When researching and interviewing financial advisors, it’s important to understand the different “flavors” of advisors (simplistically defined – below).  

·      Wealth advisor’s primary focus is on managing investment portfolios while the secondary focus is on financial planning (e.g., debts, insurance, employee benefits optimization, estate planning).  This option is typically best for those who have a large portfolio (multimillion dollar), but don’t necessarily have the time, energy and/or interest in managing it. 

·      Financial advisor typically split her/his focus between managing investment portfolios and financial planning.      

·      Financial planner typically focuses on financial planning (ideally holistic – goals, investments, debts, insurance, etc).   

Knowing the main focus of each professional will help give you a better sense of whom best to support you.   

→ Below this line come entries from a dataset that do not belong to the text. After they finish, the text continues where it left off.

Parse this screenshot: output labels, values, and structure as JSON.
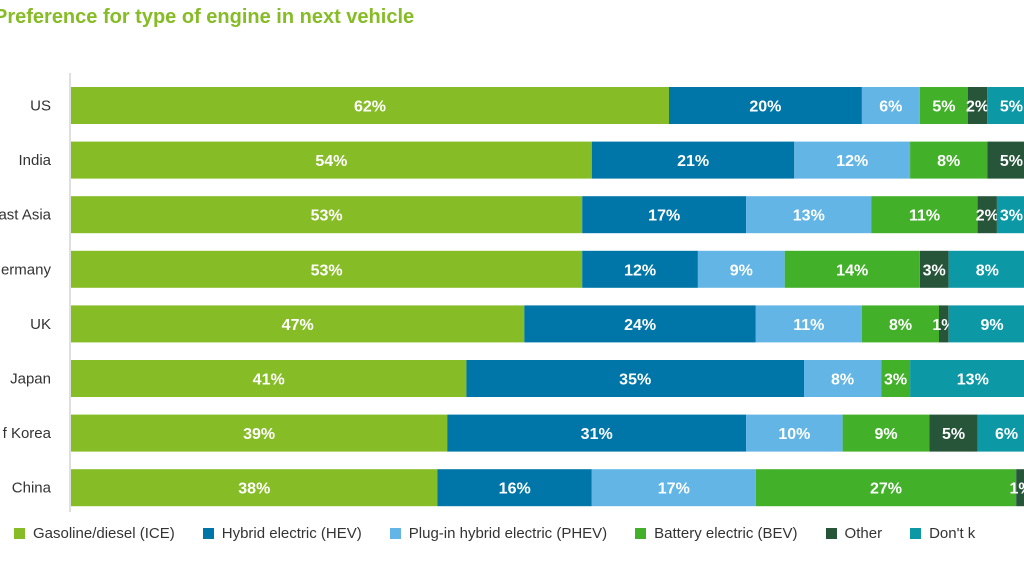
{
  "chart_data": {
    "type": "bar",
    "orientation": "horizontal",
    "stacked": true,
    "title": "Preference for type of engine in next vehicle",
    "categories": [
      "US",
      "India",
      "Southeast Asia",
      "Germany",
      "UK",
      "Japan",
      "Republic of Korea",
      "China"
    ],
    "category_labels_visible": [
      "US",
      "India",
      "ast Asia",
      "ermany",
      "UK",
      "Japan",
      "f Korea",
      "China"
    ],
    "unit": "%",
    "xlim": [
      0,
      100
    ],
    "grid": false,
    "legend_position": "bottom",
    "series": [
      {
        "name": "Gasoline/diesel (ICE)",
        "color": "#86bc25",
        "values": [
          62,
          54,
          53,
          53,
          47,
          41,
          39,
          38
        ]
      },
      {
        "name": "Hybrid electric (HEV)",
        "color": "#0076a8",
        "values": [
          20,
          21,
          17,
          12,
          24,
          35,
          31,
          16
        ]
      },
      {
        "name": "Plug-in hybrid electric (PHEV)",
        "color": "#62b5e5",
        "values": [
          6,
          12,
          13,
          9,
          11,
          8,
          10,
          17
        ]
      },
      {
        "name": "Battery electric (BEV)",
        "color": "#43b02a",
        "values": [
          5,
          8,
          11,
          14,
          8,
          3,
          9,
          27
        ]
      },
      {
        "name": "Other",
        "color": "#26553a",
        "values": [
          2,
          5,
          2,
          3,
          1,
          null,
          5,
          1
        ]
      },
      {
        "name": "Don't know",
        "color": "#0d98a6",
        "values": [
          5,
          null,
          3,
          8,
          9,
          13,
          6,
          null
        ]
      }
    ]
  },
  "legend": {
    "labels": [
      "Gasoline/diesel (ICE)",
      "Hybrid electric (HEV)",
      "Plug-in hybrid electric (PHEV)",
      "Battery electric (BEV)",
      "Other",
      "Don't k"
    ]
  }
}
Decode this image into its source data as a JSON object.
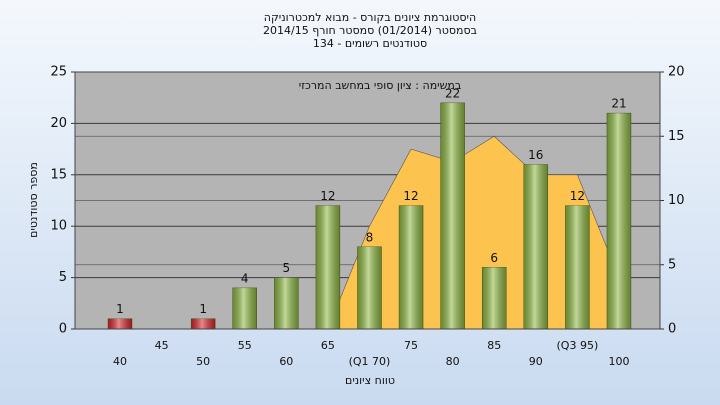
{
  "chart_data": {
    "type": "bar",
    "title": [
      "היסטוגרמת ציונים בקורס - מבוא למכטרוניקה",
      "בסמסטר  (01/2014)  סמסטר חורף 2014/15",
      "סטודנטים רשומים - 134"
    ],
    "annotation": "במשימה : ציון סופי במחשב המרכזי",
    "x_label": "טווח ציונים",
    "y_label": "מספר סטודנטים",
    "categories": [
      "40",
      "45",
      "50",
      "55",
      "60",
      "65",
      "(Q1 70)",
      "75",
      "80",
      "85",
      "90",
      "(Q3 95)",
      "100"
    ],
    "series": [
      {
        "type": "bar",
        "values": [
          1,
          null,
          1,
          4,
          5,
          12,
          8,
          12,
          22,
          6,
          16,
          12,
          21
        ],
        "colors": [
          "#d9262b",
          "#8fb943",
          "#d9262b",
          "#8fb943",
          "#8fb943",
          "#8fb943",
          "#8fb943",
          "#8fb943",
          "#8fb943",
          "#8fb943",
          "#8fb943",
          "#8fb943",
          "#8fb943"
        ]
      },
      {
        "type": "area",
        "axis": "y2",
        "color": "#fcc44f",
        "values": [
          null,
          null,
          null,
          null,
          null,
          0,
          8,
          14,
          13,
          15,
          12,
          12,
          4
        ]
      }
    ],
    "ylim": [
      0,
      25
    ],
    "yticks": [
      0,
      5,
      10,
      15,
      20,
      25
    ],
    "y2lim": [
      0,
      20
    ],
    "y2ticks": [
      0,
      5,
      10,
      15,
      20
    ],
    "grid": true
  }
}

In terms of professional credentials and whatnot, here are some letters and terms you’d want in a financial advisor:

CFP® Designation – This is the gold standard for those looking to give or get financial advice.  (NOTE: The CFP® designation specializes in financial planning while the CFA designation specializes in portfolio management.  For most people, the CFP® designation is more relevant as it takes into account a larger area of their financial life (e.g., debt, insurance, investments, retirement) vs just their investment portfolio.)    

Fee-only vs fee-based – Many think these two terms are one-and-the-same.  They are not.  A fee-only financial advisor is compensated for advice (aka service) given to clients. Meanwhile, a fee-based advisor is compensated for advice to clients and via commission on product sales.  (Go with a fee-only advisor!  Keep advice and product sales separate to limit potential conflicts-of-interest.)    

Fiduciary – This means that the advisor is legally bound to give advice/act in your best interest.

Professional Experience – Consider someone with at least 5+ years of professional experience.  Personally, I’d recommend that you choose a professional who has also worked and invested through one major market downturn, at least.  This gives them valuable experience and insight into what a market downturn looks and feels like so they can tailor their advice appropriately to your needs and risk tolerance.        

No regulatory disclosures.  Here’s where to check on whether or not a prospective advisor has disclosures: https://adviserinfo.sec.gov/.  You want an advisor with no disclosures.  

         

What your HEART should look for in a fee-only advisor

Interestingly, it’s often simpler to gauge a prospective advisors’ fit based on the criteria of the head rather than the heart.  Below are some questions to reflect upon in your search for the right advisor for you. 

·      Is this person someone like me?

·      Can this person relate to someone like me?

·      Can this person hear someone like me? 

·      Can this person help someone like me? 

·       Would I enjoy having coffee with this person? 

Ultimately, you want to use your heart to gauge your prospective advisors’ heart (or integrity).  Ideally, both your head and heart will arrive at the same conclusion.  However, should they differ, my personal default is to go with my heart.  While the head deduces, the heart perceives.  In my opinion, integrity and care trump credential and capability. (You shouldn’t care how capable someone is until you can sense that they care about you.)  

 

Final thoughts…     

Finding the right financial advisor to partner with and support you in your journey towards greater freedom and peace-of-mind is a highly consequential decision.  Although the financial service industry is vast and fraught with conflicts-of-interest, there are steps you can take to protect yourself.  Please do your due diligence.  A caring and capable financial advisor is worth her/his weight in gold while a bad one can set you back for years; for decades; forever.  Ultimately, you want to find someone who has integrity and is capable.  Ultimately, you want to find someone who is a human being and sees you as one, too.